ECLI:NL:RBDHA:2022:3362
Rechtbank Den Haag
- Eerste aanleg - enkelvoudig
- Rechtspraak.nl
Niet-ontvankelijkheid van beroep inzake asielaanvraag en ingebrekestelling
In deze zaak heeft eiser op 22 september 2020 een asielaanvraag ingediend. Het besluit van de Staatssecretaris van Justitie en Veiligheid om deze aanvraag niet-ontvankelijk te verklaren, werd op 12 oktober 2020 genomen. Eiser heeft hiertegen beroep ingesteld, maar de rechtbank in Haarlem verklaarde dit beroep ongegrond op 23 november 2020. De Afdeling bestuursrechtspraak van de Raad van State heeft echter op 28 juli 2021 het hoger beroep van eiser gegrond verklaard en het eerdere besluit vernietigd. Eiser heeft vervolgens op 28 oktober 2021 verweerder in gebreke gesteld en op 16 november 2021 beroep ingesteld tegen het niet tijdig nemen van een besluit op zijn asielaanvraag.
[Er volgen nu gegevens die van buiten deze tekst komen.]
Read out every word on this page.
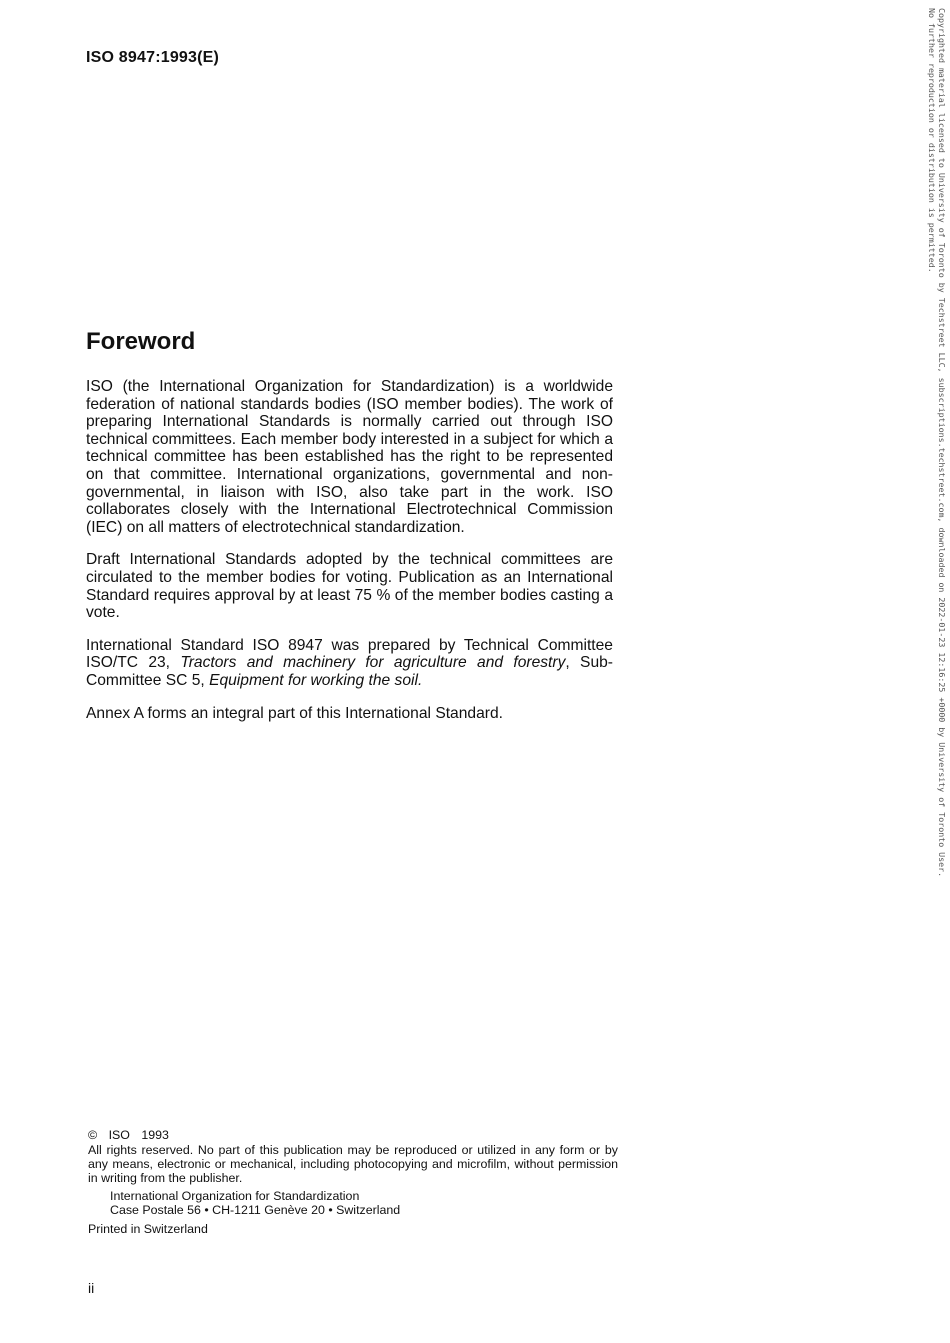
ISO 8947:1993(E)
Foreword

ISO (the International Organization for Standardization) is a worldwide federation of national standards bodies (ISO member bodies). The work of preparing International Standards is normally carried out through ISO technical committees. Each member body interested in a subject for which a technical committee has been established has the right to be represented on that committee. International organizations, governmental and non-governmental, in liaison with ISO, also take part in the work. ISO collaborates closely with the International Electrotechnical Commission (IEC) on all matters of electrotechnical standardization.

Draft International Standards adopted by the technical committees are circulated to the member bodies for voting. Publication as an International Standard requires approval by at least 75 % of the member bodies casting a vote.

International Standard ISO 8947 was prepared by Technical Committee ISO/TC 23, Tractors and machinery for agriculture and forestry, Sub-Committee SC 5, Equipment for working the soil.

Annex A forms an integral part of this International Standard.

© ISO 1993
All rights reserved. No part of this publication may be reproduced or utilized in any form or by any means, electronic or mechanical, including photocopying and microfilm, without permission in writing from the publisher.
International Organization for Standardization
Case Postale 56 • CH-1211 Genève 20 • Switzerland
Printed in Switzerland
ii
Copyrighted material licensed to University of Toronto by Techstreet LLC, subscriptions.techstreet.com, downloaded on 2022-01-23 12:16:25 +0000 by University of Toronto User.
No further reproduction or distribution is permitted.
De rechtbank heeft in deze uitspraak geoordeeld dat de ingebrekestelling prematuur was, omdat de beslistermijn op het moment van de ingebrekestelling nog niet was verstreken. De rechtbank heeft daarbij verwezen naar artikel 6:12 van de Algemene wet bestuursrecht, dat bepaalt dat een beroepschrift tegen het niet tijdig nemen van een besluit kan worden ingediend zodra het bestuursorgaan in gebreke is. De rechtbank heeft vastgesteld dat er geen termijn was gesteld voor het nemen van een nieuw besluit na de vernietiging door de Afdeling, en dat verweerder redelijkerwijs de gelegenheid moet krijgen om een zorgvuldig besluit te nemen.
Uiteindelijk heeft de rechtbank geconcludeerd dat het beroep van eiser kennelijk niet-ontvankelijk is, en er is geen aanleiding voor een proceskostenveroordeling. De uitspraak is gedaan door mr. A.P. Hameete, rechter, en is openbaar gemaakt op 11 april 2022.